I'm looking at the Top Activity view in OEM. The left axis is labeled "Active Sessions" (up to 24 in the graph I'm looking at) and there is a line labeled "Maximum CPU". The measured activities include: user i/o, concurrency, commit, etc...

My question: Is OEM simply reporting the number of sessions involved in the activity, as the axis indicates? Or is it measuring the total duration of the activity over all sessions?

To put a point to it, concurrency (we believe) is the activity of presenting a consistent block to each session that requires it. Session A may see one version block 33.444 where session B might see a different version of block 33.444. (Because session A cannot rows updated by B which are not yet committed, and vice versa.)

But presenting a consistent version of a given block might be a simple task, or it might be a complicate task depending on how many uncommitted changes have been made to a block, and how many sessions are interested in it.

So if "concurrency" simply counts the session involved (as the vertical axis indicates) then we get one interpretation of the graph. But if it counts the duration, we get a different view.

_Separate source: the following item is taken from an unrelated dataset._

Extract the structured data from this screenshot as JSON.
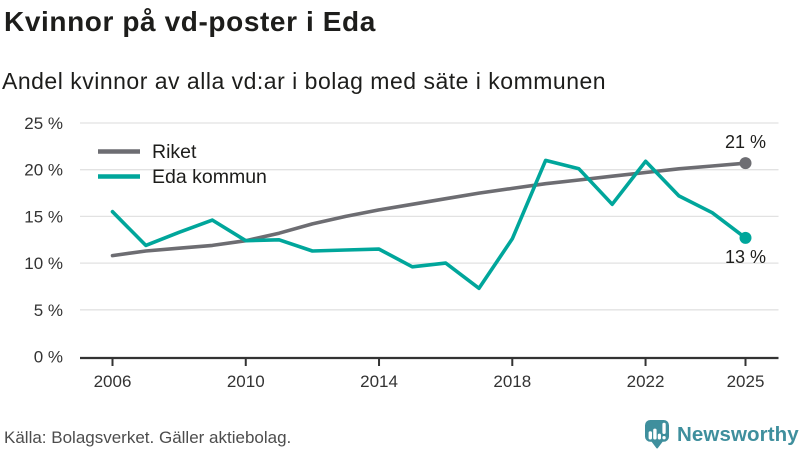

Any insights on what OEM specifically measures would be appreciated. Thanks in advance!

Chris Curzon

  • "Concurrency" is the name of one of the wait classes. It's about locking in general (click on it to drill down). As for "two interpretations", not really, boils down to the same thing.
    – Mat
    Nov 4 '14 at 7:02
  • Y axis is 'Active Sessions', the value plotted is called 'Average active Sessions' (AAS). Say you have 24 CPUs, so your system can support 24 ACTIVE sessions at any given time. ashmasters.com/wp-content/uploads/2008/10/… would make a a very good reading.
    – Raj
    Nov 4 '14 at 16:25

The graph is showing the number of sessions in wait. The colors represent a broad category of wait class, which assists in quickly identifying the primary type of wait faced by sessions in the database.

The maximum CPU line simply gives you a marker to determine if the amount of CPU wait is reaching extremely critical levels.